The input and output are in the original data space.
- Parameters:
covariates (Dataset) – Covariates for prediction.
diag (bool, optional) – Return only the diagonal of the covariance matrix. The default is True.
pred_noise (bool, optional) – Include measurement uncertainty in the prediction. The default is False.
- Returns:
target (DataArray) – Target prediction.
se (DataArray) – Standard error of the prediction.
- predict_grid(covariate: str, coord: str = None, t_step: int = 12)#
Predict on a grid of points.
- Parameters:
covariate (str) – Covariate dimension to predict on.
coord (str, optional) – Coordinate of the covariate dimension to predict on. The default is the first coordinate of the covariate.
t_step (int, optional) – Number of grid points per step in coord units. The default is 12.
- sample(covariates, n=1000) DataArray #
Sample from the posterior distribution of the model.
- Parameters:
covariates (Dataset) – Covariates for prediction.
n (int, optional) – Number of samples to draw.
- save(f: str | PathLike[str] | IO[bytes], optimizer_obj: torch.optim.Optimizer | None = None, scheduler: torch.optim.lr_scheduler._LRScheduler | None = None, extra: Dict | None = None) None #
Save the model to a checkpoint file (weights + optimizer/scheduler).
- Parameters:
filepath (str) – Path to save the checkpoint (.pt/.pth).
optimizer_obj (torch.optim.Optimizer, optional) – Optimizer whose state will be saved. If None, uses the last one from fit().

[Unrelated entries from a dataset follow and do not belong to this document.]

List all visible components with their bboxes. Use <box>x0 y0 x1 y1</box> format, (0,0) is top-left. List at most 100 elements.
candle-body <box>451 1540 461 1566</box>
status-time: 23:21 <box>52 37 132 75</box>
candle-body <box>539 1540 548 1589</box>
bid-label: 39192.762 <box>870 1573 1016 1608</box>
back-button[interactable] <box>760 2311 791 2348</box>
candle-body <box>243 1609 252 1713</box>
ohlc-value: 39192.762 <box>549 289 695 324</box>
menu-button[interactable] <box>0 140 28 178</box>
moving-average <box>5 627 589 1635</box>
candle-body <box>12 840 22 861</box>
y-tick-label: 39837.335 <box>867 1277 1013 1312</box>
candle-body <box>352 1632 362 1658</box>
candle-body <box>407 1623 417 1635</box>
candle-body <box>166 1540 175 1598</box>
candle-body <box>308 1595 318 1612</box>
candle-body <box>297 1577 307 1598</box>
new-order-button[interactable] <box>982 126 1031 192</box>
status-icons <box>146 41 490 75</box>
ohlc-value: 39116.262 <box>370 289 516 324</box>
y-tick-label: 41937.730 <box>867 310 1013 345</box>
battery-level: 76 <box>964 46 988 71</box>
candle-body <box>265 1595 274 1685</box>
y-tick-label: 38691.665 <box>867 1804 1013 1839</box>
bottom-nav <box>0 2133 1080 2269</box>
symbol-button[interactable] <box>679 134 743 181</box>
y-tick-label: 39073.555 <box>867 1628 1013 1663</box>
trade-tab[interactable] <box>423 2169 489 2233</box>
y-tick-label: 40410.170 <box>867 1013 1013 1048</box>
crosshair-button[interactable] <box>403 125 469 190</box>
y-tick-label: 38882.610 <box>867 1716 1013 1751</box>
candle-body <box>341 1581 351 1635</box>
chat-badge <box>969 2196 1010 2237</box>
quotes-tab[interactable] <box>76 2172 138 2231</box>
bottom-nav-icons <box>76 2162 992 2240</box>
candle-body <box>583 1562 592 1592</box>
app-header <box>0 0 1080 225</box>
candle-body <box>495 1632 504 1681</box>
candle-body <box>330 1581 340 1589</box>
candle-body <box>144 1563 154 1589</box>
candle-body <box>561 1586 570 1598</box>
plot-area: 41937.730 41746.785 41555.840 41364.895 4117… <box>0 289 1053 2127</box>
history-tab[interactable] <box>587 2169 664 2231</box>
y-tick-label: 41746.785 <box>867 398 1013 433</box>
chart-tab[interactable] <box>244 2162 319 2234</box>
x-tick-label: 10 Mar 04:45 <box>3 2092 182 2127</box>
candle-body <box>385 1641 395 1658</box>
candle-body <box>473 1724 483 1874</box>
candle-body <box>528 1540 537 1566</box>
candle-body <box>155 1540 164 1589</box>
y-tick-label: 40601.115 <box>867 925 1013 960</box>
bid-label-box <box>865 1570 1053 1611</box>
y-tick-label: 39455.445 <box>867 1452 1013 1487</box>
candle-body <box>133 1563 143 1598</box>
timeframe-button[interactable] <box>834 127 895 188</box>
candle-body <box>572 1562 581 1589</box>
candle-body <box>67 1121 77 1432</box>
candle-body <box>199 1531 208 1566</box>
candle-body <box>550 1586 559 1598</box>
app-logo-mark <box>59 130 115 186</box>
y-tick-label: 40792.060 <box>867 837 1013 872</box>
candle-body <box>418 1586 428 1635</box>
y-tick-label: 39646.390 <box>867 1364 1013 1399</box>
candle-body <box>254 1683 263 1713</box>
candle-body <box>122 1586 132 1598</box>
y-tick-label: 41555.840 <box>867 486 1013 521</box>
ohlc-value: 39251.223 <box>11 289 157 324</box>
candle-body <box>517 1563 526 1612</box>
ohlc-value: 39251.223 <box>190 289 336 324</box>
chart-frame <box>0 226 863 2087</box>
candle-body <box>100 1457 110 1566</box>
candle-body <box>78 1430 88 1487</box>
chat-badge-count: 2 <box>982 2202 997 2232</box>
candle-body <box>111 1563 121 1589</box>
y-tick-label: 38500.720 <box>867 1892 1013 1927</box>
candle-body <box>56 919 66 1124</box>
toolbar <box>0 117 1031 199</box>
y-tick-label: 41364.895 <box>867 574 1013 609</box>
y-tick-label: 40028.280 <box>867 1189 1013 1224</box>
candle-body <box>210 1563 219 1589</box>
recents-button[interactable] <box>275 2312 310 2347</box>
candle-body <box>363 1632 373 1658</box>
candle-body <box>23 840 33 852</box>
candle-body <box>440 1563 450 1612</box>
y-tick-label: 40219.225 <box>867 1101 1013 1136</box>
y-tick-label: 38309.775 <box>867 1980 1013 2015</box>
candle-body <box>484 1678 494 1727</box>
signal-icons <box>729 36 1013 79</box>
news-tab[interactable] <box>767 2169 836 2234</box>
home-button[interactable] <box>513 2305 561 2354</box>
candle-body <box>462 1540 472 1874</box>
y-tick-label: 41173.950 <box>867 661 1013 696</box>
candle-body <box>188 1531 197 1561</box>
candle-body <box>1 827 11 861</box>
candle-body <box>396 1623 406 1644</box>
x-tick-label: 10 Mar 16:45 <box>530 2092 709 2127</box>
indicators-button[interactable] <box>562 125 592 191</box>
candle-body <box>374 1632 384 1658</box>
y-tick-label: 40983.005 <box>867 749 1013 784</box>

scheduler (torch.optim.lr_scheduler, optional) – LR scheduler whose state will be saved. If None, uses the last one from fit().
extra (dict, optional) – Extra metadata to include in the checkpoint.
- class discontinuum.engines.gpytorch.NoOpMean#
- forward(x)#
Define the computation performed at every call.
Should be overridden by all subclasses.
Note
Although the recipe for forward pass needs to be defined within this function, one should call the
Module
instance afterwards instead of this since the former takes care of running the registered hooks while the latter silently ignores them.